The mentor of the story, Larry Snyder, is a terrific character whose own hero’s journey is told in a much more skeletal way than that of Jesse Owens. Snyder is the coach and ally that Owens needs to triumph on his journey. In a very large sense, Owens helps Snyder transform as much or more than Owens himself transforms. Thanks to Owens, Snyder gains stature as a coaching force in the world of track and field. I give Snyder 4 Mentors out of 5.
Race is a good movie worthy of a better time slot than the February doldrums of the Hollywood release schedule, although just in time for Black History Month. The period costumes, especially the recreation of the Berlin Olympics, were spot on. I felt transported back in time. As with many biopics, sometimes the story seemed hemmed-in by the actual events. But overall, it was an entertaining movie, if not exceptional. I give Race 3 out of 5 Reels.
Jesse Owens is a true historical hero. He was the best athlete of his time. This movie did a good job of depicting the struggles Jesse had to overcome to race at the top of his game. The apex of his challenges comes when he wrestles with the decision to boycott the Olympics in solidarity with the NAACP. Instead he chooses to represent not only America, but Black Americans and brings home four gold medals. I did think that his transformation from an inexperienced, though talented, runner into an Olympian was delivered a bit too easily. So, I am awarding this presentation of Jesse Owens 4 out of 5 Heroes.

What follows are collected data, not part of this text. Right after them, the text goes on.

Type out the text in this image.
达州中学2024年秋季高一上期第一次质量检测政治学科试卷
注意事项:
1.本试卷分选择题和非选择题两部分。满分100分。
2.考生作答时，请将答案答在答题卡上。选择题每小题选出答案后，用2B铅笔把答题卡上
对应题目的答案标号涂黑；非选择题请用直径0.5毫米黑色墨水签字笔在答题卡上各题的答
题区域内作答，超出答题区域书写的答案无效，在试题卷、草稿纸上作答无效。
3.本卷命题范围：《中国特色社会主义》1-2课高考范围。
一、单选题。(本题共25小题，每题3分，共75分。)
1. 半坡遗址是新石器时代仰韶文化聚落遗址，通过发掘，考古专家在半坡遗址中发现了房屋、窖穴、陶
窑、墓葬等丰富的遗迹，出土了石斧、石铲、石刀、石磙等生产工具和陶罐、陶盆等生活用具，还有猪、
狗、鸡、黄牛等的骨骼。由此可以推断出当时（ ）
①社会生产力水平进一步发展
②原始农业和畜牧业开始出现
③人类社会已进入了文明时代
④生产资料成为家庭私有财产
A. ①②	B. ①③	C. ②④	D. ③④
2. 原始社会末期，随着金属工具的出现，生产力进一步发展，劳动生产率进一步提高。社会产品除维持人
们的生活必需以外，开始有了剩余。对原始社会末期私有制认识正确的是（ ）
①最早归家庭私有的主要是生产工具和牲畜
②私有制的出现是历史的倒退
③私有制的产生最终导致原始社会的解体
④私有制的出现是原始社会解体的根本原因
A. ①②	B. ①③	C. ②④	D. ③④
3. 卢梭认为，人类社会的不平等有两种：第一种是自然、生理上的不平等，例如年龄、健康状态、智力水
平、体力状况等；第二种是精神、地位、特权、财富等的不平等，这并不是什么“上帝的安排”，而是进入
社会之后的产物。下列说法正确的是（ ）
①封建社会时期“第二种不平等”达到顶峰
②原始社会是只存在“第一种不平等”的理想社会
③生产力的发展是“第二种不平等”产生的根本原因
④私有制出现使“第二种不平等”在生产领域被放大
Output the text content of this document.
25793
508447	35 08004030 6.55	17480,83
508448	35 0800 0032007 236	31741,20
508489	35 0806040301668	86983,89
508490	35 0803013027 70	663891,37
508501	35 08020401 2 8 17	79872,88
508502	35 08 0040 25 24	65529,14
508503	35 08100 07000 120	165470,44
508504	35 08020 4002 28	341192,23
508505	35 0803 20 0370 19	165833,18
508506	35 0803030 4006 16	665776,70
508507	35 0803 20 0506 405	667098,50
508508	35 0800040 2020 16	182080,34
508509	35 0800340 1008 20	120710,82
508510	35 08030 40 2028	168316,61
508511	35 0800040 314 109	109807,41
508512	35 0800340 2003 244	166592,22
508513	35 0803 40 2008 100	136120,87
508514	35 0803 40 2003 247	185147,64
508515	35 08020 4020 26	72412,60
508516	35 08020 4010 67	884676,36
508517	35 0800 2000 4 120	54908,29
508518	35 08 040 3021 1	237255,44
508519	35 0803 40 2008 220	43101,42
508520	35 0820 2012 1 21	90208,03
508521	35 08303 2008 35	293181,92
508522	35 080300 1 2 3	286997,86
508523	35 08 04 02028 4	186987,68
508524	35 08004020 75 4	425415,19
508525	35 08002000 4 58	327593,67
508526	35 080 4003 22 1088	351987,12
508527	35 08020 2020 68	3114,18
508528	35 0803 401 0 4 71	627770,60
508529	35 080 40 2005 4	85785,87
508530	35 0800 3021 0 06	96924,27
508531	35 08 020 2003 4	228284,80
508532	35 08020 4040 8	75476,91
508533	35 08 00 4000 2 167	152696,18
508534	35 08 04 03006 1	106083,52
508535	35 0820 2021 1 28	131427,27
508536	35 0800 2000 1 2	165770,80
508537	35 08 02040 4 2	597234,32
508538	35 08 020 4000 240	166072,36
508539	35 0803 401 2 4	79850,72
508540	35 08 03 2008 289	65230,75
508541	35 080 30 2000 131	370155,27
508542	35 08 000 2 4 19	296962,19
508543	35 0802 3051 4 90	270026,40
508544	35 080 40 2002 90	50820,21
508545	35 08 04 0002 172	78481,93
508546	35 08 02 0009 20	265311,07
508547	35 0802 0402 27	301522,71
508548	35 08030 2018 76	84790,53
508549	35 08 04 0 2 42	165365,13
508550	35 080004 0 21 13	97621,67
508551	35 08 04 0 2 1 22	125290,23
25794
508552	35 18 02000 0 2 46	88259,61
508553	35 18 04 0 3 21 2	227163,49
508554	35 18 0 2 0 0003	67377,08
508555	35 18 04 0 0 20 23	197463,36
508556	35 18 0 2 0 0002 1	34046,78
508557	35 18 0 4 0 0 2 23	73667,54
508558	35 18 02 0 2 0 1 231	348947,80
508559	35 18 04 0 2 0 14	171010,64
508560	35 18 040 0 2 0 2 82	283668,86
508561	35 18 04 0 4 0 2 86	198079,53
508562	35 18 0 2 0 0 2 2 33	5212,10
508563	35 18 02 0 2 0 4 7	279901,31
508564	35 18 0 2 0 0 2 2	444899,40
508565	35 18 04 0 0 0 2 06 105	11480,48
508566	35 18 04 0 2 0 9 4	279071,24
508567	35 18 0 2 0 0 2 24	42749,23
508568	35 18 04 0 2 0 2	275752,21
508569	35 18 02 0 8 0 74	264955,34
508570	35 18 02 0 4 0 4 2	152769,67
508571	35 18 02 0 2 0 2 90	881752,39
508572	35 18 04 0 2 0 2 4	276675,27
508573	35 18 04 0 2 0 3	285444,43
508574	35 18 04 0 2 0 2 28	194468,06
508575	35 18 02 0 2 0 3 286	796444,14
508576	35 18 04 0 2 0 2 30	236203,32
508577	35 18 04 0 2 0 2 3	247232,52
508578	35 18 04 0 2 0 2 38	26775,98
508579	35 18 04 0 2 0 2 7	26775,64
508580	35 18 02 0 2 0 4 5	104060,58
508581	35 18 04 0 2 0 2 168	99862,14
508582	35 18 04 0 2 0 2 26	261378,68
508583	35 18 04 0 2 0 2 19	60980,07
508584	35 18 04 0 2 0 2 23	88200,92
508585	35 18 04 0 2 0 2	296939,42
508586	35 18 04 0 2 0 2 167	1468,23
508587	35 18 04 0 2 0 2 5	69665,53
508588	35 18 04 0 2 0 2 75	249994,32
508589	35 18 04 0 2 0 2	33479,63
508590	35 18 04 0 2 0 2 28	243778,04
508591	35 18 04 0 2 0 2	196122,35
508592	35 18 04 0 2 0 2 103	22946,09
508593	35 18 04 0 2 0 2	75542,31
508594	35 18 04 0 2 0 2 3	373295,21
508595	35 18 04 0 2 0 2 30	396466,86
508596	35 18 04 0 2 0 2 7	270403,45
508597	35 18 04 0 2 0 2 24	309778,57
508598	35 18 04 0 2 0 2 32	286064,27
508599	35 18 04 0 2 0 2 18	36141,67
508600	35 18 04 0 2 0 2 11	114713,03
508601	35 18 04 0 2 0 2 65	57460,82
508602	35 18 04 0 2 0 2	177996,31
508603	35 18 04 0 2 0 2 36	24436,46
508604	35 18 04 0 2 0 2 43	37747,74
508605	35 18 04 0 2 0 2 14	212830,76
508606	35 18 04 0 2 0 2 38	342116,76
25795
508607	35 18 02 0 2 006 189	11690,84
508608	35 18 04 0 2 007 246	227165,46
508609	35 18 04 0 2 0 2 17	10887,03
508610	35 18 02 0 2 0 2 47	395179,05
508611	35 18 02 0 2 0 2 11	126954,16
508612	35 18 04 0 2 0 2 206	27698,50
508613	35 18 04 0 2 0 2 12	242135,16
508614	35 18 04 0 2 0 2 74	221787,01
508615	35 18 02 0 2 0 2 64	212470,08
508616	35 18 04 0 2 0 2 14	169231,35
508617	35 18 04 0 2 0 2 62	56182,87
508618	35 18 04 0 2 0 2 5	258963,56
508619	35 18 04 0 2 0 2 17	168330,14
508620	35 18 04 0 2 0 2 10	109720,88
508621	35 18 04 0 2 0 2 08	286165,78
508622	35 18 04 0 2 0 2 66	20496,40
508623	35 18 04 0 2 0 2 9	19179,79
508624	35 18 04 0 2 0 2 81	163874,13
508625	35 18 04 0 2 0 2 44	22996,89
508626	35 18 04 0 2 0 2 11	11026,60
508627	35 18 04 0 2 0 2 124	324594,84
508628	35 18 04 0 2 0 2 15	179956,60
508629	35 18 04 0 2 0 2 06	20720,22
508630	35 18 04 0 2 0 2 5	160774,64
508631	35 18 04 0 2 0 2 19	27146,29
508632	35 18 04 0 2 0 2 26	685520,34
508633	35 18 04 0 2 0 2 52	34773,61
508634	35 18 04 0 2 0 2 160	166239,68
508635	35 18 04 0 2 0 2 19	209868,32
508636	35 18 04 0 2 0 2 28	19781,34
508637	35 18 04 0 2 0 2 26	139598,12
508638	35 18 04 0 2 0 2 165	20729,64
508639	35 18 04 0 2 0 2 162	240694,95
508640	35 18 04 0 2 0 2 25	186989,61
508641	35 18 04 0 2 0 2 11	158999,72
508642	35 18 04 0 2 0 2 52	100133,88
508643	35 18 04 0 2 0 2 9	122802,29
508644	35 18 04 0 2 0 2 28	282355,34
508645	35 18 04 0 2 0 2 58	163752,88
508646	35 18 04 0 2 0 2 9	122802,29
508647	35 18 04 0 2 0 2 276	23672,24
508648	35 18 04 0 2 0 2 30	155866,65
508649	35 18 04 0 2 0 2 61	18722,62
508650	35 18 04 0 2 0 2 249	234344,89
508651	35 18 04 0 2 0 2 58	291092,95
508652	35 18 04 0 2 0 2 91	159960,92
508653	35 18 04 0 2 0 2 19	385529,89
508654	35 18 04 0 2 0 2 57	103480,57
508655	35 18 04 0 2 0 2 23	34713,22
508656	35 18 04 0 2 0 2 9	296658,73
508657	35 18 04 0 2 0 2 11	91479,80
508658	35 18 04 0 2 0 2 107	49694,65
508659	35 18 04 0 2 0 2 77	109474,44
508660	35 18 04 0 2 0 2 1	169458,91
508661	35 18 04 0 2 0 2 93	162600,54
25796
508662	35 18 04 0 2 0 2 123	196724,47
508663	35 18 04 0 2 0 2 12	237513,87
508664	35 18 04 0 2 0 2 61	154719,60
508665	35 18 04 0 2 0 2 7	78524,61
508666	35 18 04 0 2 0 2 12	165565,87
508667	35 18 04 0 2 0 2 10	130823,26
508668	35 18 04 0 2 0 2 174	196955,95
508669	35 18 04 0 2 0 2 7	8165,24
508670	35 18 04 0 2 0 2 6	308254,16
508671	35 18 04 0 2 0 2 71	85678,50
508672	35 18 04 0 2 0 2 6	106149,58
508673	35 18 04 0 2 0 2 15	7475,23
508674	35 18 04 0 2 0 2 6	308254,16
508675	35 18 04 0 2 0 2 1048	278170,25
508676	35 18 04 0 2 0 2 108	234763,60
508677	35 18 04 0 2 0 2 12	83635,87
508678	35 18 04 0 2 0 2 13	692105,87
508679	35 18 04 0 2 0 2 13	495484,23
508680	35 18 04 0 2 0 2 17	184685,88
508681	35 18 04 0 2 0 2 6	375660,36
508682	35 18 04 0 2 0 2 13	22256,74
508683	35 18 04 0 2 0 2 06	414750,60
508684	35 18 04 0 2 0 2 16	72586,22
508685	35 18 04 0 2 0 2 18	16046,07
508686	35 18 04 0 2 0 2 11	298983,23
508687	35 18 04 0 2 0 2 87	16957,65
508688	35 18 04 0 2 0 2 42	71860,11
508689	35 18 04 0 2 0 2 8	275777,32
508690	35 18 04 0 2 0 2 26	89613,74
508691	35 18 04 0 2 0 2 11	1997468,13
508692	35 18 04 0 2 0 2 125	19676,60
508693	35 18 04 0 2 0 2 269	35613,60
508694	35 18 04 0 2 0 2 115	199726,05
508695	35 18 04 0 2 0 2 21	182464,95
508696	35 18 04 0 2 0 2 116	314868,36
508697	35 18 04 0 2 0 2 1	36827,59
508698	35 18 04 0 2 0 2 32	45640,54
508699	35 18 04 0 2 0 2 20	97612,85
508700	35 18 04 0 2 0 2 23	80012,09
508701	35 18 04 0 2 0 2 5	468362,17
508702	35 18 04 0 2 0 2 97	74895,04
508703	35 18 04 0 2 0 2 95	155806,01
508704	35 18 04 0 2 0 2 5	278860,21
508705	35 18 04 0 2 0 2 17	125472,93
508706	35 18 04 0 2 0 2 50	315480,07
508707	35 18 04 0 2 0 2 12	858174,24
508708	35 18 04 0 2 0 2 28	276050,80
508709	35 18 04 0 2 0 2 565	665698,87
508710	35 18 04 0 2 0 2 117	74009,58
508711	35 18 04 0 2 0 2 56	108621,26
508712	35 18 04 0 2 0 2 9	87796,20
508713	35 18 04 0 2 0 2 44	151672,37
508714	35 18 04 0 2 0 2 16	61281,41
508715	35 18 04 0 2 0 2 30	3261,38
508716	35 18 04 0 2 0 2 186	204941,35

Larry Snyder, as played by Jason Sudeikis, is a classic sports mentor. He was once a great athletic hero who must channel his experience and knowledge into an up-and-coming new hero. I liked Sudeikis in this role. He’s better known for his comedic roles, but he played this dramatic character very well. Snyder comes off a little too stereotypical of sports coaches. I prefer a bit more backstory and imperfection to my mentors. So I give Snyder 3 out of 5 Mentors.